Последний человек в Европе - страница 2



Проголодавшись, они поднялись на пригорок и огляделись – причем с мыслями не об одном только пикнике: они искали местечко вдали от любопытных взглядов. Тут снова показалось из-за облаков солнце и залило долину перед ними золотым светом – словно на вокзальном плакате, соблазняющем выложить пару фунтов за ежегодную поездку в Озерный край.

– Ах, смотри, Эрик, – сказала она. – Как все сияет.

В долине на зеленом, синем и желтом фоне показались уютные беленые коттеджи – далекие, не больше точек: на солнце бликовали окна, из труб тянулись завитки белого дыма. Через долину змеилась речушка. Англия! Было тепло, как летом. Он обнял ее сзади и, любуясь пейзажем, заметил первые признаки седины у корней ее волос, хотя его это и не смутило: он знал, что у него седины еще больше. Наконец в жизни, что оказалась тяжелее и скучнее, чем мечталось, забрезжила какая-то беспримесная радость, детский восторг, и уже тогда он знал, что это мгновение, как и самые счастливые дни детства, не забудется никогда, что он будет возвращаться к нему памятью вечно.

Больше всего Оруэллу нравилось, что ее не пришлось уговаривать.

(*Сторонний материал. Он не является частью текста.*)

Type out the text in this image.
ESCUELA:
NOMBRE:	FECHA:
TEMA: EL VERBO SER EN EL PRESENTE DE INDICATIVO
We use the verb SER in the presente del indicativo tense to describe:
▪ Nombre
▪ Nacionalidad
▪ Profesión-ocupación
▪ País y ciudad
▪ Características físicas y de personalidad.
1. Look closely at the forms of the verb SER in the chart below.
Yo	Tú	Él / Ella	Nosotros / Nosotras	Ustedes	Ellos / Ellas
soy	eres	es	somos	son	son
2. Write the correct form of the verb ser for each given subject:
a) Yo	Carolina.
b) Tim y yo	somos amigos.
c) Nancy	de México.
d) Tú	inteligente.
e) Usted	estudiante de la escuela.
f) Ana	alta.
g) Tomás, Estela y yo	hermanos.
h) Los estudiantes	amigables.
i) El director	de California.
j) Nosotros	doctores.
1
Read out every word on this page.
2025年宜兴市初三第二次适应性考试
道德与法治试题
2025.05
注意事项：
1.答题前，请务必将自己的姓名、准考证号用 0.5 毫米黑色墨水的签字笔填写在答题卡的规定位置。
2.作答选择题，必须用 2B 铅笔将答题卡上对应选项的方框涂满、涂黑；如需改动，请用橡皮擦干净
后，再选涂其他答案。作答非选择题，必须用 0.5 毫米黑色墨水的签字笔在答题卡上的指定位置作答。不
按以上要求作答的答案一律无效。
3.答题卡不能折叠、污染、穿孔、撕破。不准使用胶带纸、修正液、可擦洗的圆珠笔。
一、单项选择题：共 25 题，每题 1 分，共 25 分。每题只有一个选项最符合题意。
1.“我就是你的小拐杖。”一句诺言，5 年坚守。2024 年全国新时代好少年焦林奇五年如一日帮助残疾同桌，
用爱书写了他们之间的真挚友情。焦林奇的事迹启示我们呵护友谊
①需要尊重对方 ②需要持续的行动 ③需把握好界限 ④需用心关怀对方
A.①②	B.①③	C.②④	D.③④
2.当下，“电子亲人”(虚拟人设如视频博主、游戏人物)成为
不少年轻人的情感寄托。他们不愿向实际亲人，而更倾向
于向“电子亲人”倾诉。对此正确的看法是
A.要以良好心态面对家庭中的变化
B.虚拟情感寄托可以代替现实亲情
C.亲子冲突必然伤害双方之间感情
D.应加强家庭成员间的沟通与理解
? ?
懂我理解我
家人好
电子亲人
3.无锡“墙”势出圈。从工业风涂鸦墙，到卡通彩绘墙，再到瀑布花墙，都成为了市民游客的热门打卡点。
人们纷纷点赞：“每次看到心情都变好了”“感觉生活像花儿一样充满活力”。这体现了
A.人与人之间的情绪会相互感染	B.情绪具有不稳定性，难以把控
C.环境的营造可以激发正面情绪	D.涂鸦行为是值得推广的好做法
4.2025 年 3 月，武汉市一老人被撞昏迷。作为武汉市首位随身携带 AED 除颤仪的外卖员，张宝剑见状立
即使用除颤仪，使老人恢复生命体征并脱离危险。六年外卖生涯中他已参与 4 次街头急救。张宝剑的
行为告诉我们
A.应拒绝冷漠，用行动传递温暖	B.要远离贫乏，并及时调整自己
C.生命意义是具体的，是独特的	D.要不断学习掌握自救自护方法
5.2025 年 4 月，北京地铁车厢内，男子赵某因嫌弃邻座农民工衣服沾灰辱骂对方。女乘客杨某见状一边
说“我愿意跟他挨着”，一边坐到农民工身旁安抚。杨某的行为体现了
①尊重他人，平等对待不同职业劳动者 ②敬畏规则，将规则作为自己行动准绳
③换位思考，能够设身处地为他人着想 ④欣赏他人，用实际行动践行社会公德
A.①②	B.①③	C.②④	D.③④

Она сама хотела заняться с ним любовью, хотя наверняка могла найти кого получше и хотя они немало рисковали. Как бы это извратили воскресные газеты! «Непристойности в лесу», «Пара поймана за спариванием», «Блаженство в Бёрнем-Бичес» и тому подобное. Они жили в мире, где представителей безденежного среднего класса защищала от краха только респектабельность, – и все же Айлин поставила удовольствие превыше всего.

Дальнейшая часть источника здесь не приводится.